なぜかというと、日本は1,000年以上も微生物を応用したテクノロジーを発達させ、近代以降に西洋の微生物学の知識を取り込んだうえでさらに独自の発酵サイエンスを確立してきた文化的DNAがあるからだ。
もっと単純に言えば、キャプテン翼くんばりに「菌はともだち」なマインドセットを持っているのであるよ。
「MITがバイオイノベーションがアツい」という話を聞きつけて、「じゃあウチでもやりましょう」というのも先見の明はあるのかもしれない。しかし、それはあくまで「先進事例のキャッチアップ」という発想であって、基本的には後手に回っている。
この「キャッチアップの速度を競う」という現象にビジョンは存在しない。

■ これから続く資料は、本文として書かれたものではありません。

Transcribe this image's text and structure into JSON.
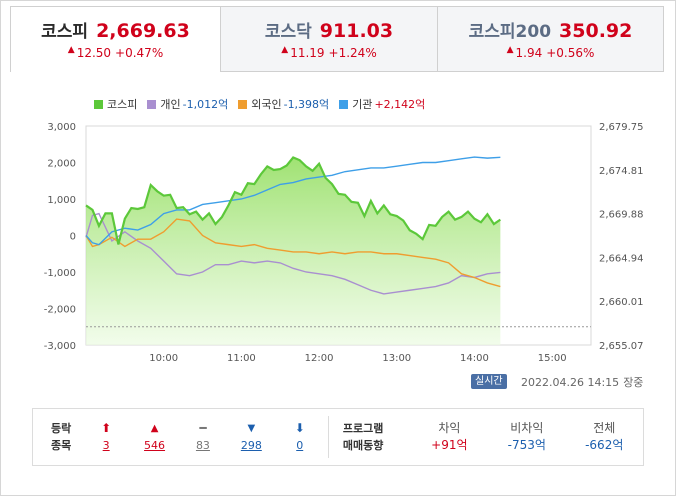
{
  "tabs": [
    {
      "name": "코스피",
      "value": "2,669.63",
      "change": "12.50",
      "percent": "+0.47%",
      "active": true
    },
    {
      "name": "코스닥",
      "value": "911.03",
      "change": "11.19",
      "percent": "+1.24%",
      "active": false
    },
    {
      "name": "코스피200",
      "value": "350.92",
      "change": "1.94",
      "percent": "+0.56%",
      "active": false
    }
  ],
  "legend": [
    {
      "label": "코스피",
      "value": "",
      "color": "#5cc83a"
    },
    {
      "label": "개인",
      "value": "-1,012억",
      "color": "#a98fd0"
    },
    {
      "label": "외국인",
      "value": "-1,398억",
      "color": "#ef9d2f"
    },
    {
      "label": "기관",
      "value": "+2,142억",
      "color": "#3e9fe8"
    }
  ],
  "chart_data": {
    "type": "line",
    "x_ticks": [
      "10:00",
      "11:00",
      "12:00",
      "13:00",
      "14:00",
      "15:00"
    ],
    "left_axis": {
      "ticks": [
        "3,000",
        "2,000",
        "1,000",
        "0",
        "-1,000",
        "-2,000",
        "-3,000"
      ],
      "ylim": [
        -3000,
        3000
      ]
    },
    "right_axis": {
      "ticks": [
        "2,679.75",
        "2,674.81",
        "2,669.88",
        "2,664.94",
        "2,660.01",
        "2,655.07"
      ],
      "ylim": [
        2655.07,
        2679.75
      ]
    },
    "reference_line": 2657.13,
    "x_range_minutes": [
      0,
      390
    ],
    "series": [
      {
        "name": "코스피",
        "axis": "right",
        "area": true,
        "x_minutes": [
          0,
          5,
          10,
          15,
          20,
          25,
          30,
          35,
          40,
          45,
          50,
          55,
          60,
          65,
          70,
          75,
          80,
          85,
          90,
          95,
          100,
          105,
          110,
          115,
          120,
          125,
          130,
          135,
          140,
          145,
          150,
          155,
          160,
          165,
          170,
          175,
          180,
          185,
          190,
          195,
          200,
          205,
          210,
          215,
          220,
          225,
          230,
          235,
          240,
          245,
          250,
          255,
          260,
          265,
          270,
          275,
          280,
          285,
          290,
          295,
          300,
          305,
          310,
          315,
          320
        ],
        "y": [
          2670.8,
          2670.3,
          2668.5,
          2669.9,
          2669.9,
          2666.4,
          2669.3,
          2670.5,
          2670.4,
          2670.6,
          2673.1,
          2672.4,
          2671.9,
          2672.0,
          2670.5,
          2670.6,
          2669.8,
          2670.1,
          2669.2,
          2669.9,
          2668.7,
          2669.5,
          2670.8,
          2672.3,
          2672.0,
          2673.3,
          2673.2,
          2674.3,
          2675.2,
          2674.8,
          2674.9,
          2675.3,
          2676.2,
          2675.9,
          2675.2,
          2674.7,
          2675.5,
          2673.9,
          2673.2,
          2672.1,
          2672.0,
          2671.2,
          2671.1,
          2669.6,
          2671.3,
          2669.9,
          2670.8,
          2669.8,
          2669.6,
          2669.1,
          2668.0,
          2667.6,
          2667.0,
          2668.6,
          2668.5,
          2669.5,
          2670.1,
          2669.2,
          2669.5,
          2670.1,
          2669.3,
          2668.9,
          2669.8,
          2668.7,
          2669.2
        ]
      },
      {
        "name": "개인",
        "axis": "left",
        "x_minutes": [
          0,
          5,
          10,
          20,
          30,
          40,
          50,
          60,
          70,
          80,
          90,
          100,
          110,
          120,
          130,
          140,
          150,
          160,
          170,
          180,
          190,
          200,
          210,
          220,
          230,
          240,
          250,
          260,
          270,
          280,
          290,
          300,
          310,
          320
        ],
        "y": [
          -50,
          550,
          600,
          -150,
          100,
          -150,
          -350,
          -700,
          -1050,
          -1100,
          -1000,
          -800,
          -800,
          -700,
          -750,
          -700,
          -750,
          -900,
          -1000,
          -1050,
          -1100,
          -1200,
          -1350,
          -1500,
          -1600,
          -1550,
          -1500,
          -1450,
          -1400,
          -1300,
          -1100,
          -1150,
          -1050,
          -1012
        ]
      },
      {
        "name": "외국인",
        "axis": "left",
        "x_minutes": [
          0,
          5,
          10,
          20,
          30,
          40,
          50,
          60,
          70,
          80,
          90,
          100,
          110,
          120,
          130,
          140,
          150,
          160,
          170,
          180,
          190,
          200,
          210,
          220,
          230,
          240,
          250,
          260,
          270,
          280,
          290,
          300,
          310,
          320
        ],
        "y": [
          0,
          -300,
          -250,
          -50,
          -300,
          -100,
          -100,
          100,
          450,
          400,
          0,
          -200,
          -250,
          -300,
          -250,
          -350,
          -400,
          -450,
          -450,
          -500,
          -450,
          -500,
          -450,
          -450,
          -500,
          -500,
          -550,
          -600,
          -650,
          -750,
          -1050,
          -1150,
          -1300,
          -1398
        ]
      },
      {
        "name": "기관",
        "axis": "left",
        "x_minutes": [
          0,
          5,
          10,
          20,
          30,
          40,
          50,
          60,
          70,
          80,
          90,
          100,
          110,
          120,
          130,
          140,
          150,
          160,
          170,
          180,
          190,
          200,
          210,
          220,
          230,
          240,
          250,
          260,
          270,
          280,
          290,
          300,
          310,
          320
        ],
        "y": [
          0,
          -200,
          -250,
          100,
          200,
          150,
          300,
          600,
          700,
          700,
          850,
          900,
          950,
          1000,
          1100,
          1250,
          1400,
          1450,
          1550,
          1600,
          1650,
          1750,
          1800,
          1850,
          1850,
          1900,
          1950,
          2000,
          2000,
          2050,
          2100,
          2150,
          2120,
          2142
        ]
      }
    ]
  },
  "status": {
    "realtime_label": "실시간",
    "timestamp": "2022.04.26 14:15",
    "market_status": "장중"
  },
  "breadth": {
    "title_line1": "등락",
    "title_line2": "종목",
    "items": [
      {
        "icon": "upper-limit-icon",
        "symbol": "⬆",
        "count": "3",
        "color": "red"
      },
      {
        "icon": "up-icon",
        "symbol": "▲",
        "count": "546",
        "color": "red"
      },
      {
        "icon": "unchanged-icon",
        "symbol": "━",
        "count": "83",
        "color": "gray"
      },
      {
        "icon": "down-icon",
        "symbol": "▼",
        "count": "298",
        "color": "blue"
      },
      {
        "icon": "lower-limit-icon",
        "symbol": "⬇",
        "count": "0",
        "color": "blue"
      }
    ]
  },
  "program": {
    "title_line1": "프로그램",
    "title_line2": "매매동향",
    "items": [
      {
        "label": "차익",
        "value": "+91억",
        "color": "red"
      },
      {
        "label": "비차익",
        "value": "-753억",
        "color": "blue"
      },
      {
        "label": "전체",
        "value": "-662억",
        "color": "blue"
      }
    ]
  }
}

というかあんまし面白くない。そうではなく「発酵デザイン」という概念をソリッドに現実化し、むしろ世界に対して「先手を取る」ということが面白いのではないかと僕は思う。
激動期の社会には、大きなビジョンを持った日本人が登場してきた。日本の微生物学の方法論を示した高峰譲吉や坂口謹一郎博士、そして国連創設のきっかけとなる協同の精神を提唱した賀川豊彦(←いまCOOPの仕事でよく調べている)もそう。
自分たち自身がイメージした世界観を、自分たちなりの言葉とやり方で現実にしていく。そしてそれを外の世界の人たちと分かち合えるようにデザインしていく。僕はそういうことがやりたい。
金沢工業大学の皆さま、うまく縁がつながったら、高峰譲吉が登った山頂の景色をいっしょに見たいものですね。きっと風通しよくて、気持ちいいと思うんだ。